I do have dnf-automatic enabled, which doesn't seem to impact my speeds too badly because it only has to update a few packages at a time. I also uninstall packages I don't need as it will make updates less grueling. Finally, I try to run updates or intensive downloads when I go to bed.
A non-exhaustive list of things I can no longer do include:
Modern developers essentially assume you have high speed internet and trying to contribute to any project that requires an excessive amount of downloads means that I'm doing a lot of waiting and the compile-test cycle becomes more grueling.

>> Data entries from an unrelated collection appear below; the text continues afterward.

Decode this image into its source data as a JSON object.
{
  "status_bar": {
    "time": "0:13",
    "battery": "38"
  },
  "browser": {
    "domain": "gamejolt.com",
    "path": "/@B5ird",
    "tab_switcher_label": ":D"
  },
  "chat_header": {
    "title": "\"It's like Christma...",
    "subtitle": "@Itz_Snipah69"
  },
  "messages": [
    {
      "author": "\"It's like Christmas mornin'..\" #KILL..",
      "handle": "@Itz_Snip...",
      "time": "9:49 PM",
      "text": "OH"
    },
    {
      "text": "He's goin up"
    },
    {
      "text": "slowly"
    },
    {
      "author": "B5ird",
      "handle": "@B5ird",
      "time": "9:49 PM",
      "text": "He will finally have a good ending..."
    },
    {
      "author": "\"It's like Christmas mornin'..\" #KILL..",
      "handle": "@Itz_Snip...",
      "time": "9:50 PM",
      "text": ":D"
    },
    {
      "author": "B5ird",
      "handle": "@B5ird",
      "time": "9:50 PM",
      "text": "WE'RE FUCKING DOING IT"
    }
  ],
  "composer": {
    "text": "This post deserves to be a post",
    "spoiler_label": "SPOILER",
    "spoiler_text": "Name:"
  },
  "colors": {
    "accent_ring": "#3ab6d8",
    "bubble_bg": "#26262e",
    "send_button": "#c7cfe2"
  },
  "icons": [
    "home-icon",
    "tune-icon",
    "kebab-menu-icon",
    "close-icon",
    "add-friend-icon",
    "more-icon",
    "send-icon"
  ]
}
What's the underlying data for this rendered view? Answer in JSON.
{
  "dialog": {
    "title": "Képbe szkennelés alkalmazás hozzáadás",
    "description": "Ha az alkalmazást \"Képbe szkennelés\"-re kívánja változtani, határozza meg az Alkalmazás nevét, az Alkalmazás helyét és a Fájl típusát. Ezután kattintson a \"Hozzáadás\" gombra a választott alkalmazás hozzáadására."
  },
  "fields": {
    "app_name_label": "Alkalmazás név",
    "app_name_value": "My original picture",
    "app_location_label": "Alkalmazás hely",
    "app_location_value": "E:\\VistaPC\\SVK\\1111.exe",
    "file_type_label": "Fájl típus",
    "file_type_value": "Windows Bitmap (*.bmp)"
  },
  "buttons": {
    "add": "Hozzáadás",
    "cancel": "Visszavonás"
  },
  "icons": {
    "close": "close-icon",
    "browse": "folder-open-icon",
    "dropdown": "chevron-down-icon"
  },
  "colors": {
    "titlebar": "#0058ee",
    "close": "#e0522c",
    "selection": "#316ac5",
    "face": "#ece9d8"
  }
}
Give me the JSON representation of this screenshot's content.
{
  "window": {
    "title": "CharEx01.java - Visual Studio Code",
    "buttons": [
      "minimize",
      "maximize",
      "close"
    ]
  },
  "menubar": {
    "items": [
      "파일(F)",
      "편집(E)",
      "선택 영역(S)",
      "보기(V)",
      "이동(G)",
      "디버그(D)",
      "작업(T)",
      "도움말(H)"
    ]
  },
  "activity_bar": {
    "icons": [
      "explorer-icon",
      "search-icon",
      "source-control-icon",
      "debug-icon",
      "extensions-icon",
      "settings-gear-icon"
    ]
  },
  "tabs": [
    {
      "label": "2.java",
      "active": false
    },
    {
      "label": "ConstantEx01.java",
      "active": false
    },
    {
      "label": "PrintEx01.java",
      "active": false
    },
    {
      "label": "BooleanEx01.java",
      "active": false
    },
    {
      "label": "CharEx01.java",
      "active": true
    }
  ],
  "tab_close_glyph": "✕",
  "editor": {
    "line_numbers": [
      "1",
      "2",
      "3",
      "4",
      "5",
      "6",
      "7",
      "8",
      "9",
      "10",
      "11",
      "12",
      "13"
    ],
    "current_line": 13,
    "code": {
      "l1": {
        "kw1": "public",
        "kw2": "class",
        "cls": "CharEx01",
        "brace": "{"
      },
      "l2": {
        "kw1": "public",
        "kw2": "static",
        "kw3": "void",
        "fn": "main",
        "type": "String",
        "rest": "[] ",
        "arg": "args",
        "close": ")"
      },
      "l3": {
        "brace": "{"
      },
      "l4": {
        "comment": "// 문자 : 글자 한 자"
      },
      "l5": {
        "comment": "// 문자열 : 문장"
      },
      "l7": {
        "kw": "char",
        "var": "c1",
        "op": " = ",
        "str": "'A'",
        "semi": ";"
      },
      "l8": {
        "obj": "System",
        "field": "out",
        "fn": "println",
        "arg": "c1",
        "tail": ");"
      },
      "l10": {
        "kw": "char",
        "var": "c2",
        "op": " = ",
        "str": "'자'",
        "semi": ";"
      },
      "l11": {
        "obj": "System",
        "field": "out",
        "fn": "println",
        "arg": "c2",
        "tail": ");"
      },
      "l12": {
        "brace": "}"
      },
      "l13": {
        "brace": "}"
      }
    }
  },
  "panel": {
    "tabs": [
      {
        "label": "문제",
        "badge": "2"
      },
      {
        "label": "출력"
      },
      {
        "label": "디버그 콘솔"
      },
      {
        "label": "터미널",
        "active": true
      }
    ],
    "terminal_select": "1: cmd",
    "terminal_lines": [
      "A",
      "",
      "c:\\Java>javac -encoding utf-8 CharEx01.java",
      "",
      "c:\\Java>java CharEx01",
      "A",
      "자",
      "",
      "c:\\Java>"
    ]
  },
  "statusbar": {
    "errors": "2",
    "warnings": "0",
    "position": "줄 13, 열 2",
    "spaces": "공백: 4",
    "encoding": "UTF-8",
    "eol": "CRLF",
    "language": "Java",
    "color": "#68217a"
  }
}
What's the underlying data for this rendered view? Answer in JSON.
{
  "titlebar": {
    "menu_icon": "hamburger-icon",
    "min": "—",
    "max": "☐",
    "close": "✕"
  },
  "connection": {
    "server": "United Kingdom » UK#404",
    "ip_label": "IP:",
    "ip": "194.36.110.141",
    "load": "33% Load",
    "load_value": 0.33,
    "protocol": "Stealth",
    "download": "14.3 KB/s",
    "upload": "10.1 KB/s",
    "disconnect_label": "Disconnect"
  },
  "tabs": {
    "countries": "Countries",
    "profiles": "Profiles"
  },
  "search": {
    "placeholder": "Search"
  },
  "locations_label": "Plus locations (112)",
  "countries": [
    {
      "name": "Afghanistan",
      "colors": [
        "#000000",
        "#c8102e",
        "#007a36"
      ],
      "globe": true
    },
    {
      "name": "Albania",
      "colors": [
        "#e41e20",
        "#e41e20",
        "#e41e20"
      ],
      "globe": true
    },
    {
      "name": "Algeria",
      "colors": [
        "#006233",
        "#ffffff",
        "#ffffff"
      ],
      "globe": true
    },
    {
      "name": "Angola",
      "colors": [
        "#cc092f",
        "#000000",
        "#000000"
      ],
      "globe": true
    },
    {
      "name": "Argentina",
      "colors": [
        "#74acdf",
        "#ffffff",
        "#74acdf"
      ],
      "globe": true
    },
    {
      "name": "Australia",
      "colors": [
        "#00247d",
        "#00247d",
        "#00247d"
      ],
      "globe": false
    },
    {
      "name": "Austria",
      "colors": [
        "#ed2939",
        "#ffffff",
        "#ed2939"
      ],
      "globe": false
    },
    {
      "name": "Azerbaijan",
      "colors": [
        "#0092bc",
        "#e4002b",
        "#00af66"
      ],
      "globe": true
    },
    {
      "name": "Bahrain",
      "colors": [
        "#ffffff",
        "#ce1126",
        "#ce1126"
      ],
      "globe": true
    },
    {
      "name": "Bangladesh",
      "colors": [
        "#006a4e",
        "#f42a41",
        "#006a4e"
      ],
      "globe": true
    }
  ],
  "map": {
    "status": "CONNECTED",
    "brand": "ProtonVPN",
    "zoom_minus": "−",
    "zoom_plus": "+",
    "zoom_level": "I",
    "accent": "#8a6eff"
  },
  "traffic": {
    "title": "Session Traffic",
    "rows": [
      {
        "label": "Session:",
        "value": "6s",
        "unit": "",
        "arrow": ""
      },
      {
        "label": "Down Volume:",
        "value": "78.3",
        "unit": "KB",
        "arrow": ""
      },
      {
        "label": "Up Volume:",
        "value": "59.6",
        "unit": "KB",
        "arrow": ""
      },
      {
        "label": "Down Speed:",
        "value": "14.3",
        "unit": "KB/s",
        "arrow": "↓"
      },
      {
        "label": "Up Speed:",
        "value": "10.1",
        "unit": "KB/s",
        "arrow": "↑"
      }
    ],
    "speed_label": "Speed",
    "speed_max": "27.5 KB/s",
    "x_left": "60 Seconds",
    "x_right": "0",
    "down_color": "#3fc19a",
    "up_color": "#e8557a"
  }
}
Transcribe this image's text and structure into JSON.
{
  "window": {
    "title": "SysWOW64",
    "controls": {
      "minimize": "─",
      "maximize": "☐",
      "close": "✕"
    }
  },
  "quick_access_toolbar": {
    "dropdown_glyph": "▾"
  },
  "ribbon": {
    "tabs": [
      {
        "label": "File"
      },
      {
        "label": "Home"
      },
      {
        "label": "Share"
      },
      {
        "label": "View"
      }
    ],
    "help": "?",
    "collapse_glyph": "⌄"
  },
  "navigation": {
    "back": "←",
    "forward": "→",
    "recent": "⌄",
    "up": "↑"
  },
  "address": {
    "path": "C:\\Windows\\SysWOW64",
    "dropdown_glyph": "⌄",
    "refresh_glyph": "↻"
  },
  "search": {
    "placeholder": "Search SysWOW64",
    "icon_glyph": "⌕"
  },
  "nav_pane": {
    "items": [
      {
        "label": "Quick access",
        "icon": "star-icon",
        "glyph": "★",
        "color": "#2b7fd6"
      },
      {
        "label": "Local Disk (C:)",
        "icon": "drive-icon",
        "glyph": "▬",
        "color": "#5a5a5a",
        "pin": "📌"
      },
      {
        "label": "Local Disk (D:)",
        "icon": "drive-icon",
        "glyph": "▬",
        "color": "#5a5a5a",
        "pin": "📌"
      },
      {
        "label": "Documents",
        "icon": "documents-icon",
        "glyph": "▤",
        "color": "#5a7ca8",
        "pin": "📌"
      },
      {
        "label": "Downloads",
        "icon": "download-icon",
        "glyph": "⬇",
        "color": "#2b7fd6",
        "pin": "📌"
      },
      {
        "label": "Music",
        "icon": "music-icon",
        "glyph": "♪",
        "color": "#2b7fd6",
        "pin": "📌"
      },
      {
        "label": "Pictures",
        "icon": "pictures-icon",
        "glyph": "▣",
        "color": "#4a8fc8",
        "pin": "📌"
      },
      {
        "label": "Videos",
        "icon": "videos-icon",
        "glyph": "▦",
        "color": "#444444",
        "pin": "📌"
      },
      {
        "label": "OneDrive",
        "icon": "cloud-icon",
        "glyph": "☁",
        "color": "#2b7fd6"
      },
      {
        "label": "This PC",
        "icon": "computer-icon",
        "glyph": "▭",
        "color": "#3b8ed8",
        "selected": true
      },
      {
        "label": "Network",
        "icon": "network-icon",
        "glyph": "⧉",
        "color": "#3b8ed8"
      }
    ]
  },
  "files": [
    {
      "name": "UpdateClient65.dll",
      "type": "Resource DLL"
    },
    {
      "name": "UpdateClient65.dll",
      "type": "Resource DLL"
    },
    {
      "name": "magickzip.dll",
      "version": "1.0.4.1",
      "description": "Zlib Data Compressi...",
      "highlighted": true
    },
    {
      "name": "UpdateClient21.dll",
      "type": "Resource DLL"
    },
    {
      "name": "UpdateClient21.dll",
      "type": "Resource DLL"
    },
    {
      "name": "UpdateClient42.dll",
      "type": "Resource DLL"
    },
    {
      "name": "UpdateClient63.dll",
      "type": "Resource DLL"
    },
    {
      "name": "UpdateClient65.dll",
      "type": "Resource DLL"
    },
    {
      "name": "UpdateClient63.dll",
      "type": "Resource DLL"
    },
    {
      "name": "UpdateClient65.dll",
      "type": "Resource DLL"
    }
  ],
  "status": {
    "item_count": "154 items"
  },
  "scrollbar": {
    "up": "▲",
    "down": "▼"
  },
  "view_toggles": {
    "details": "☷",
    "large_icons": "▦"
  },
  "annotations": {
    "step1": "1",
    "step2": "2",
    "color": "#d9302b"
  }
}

When cloning a project, I use --depth=1, although git now offers partial checkout/cloning (it is experimental and a bit janky to use, so I haven't been using it). A lot of setups use Docker which basically assumes bandwidth is unlimited; it doesn't handle unreliable internet very well and the entire build will fail if there's a network error.
Golang dependencies are git repos, which are usually hosted on github. Even for small projects, this is bandwidth intensive because it downloads projects as-is with the entire repository history. If the project has binary files or images or is simply a large project, this impacts speeds as well. I don't need to be downloading README images just so I can build something from source.
This is all I can think of for now and may come back to update this page later.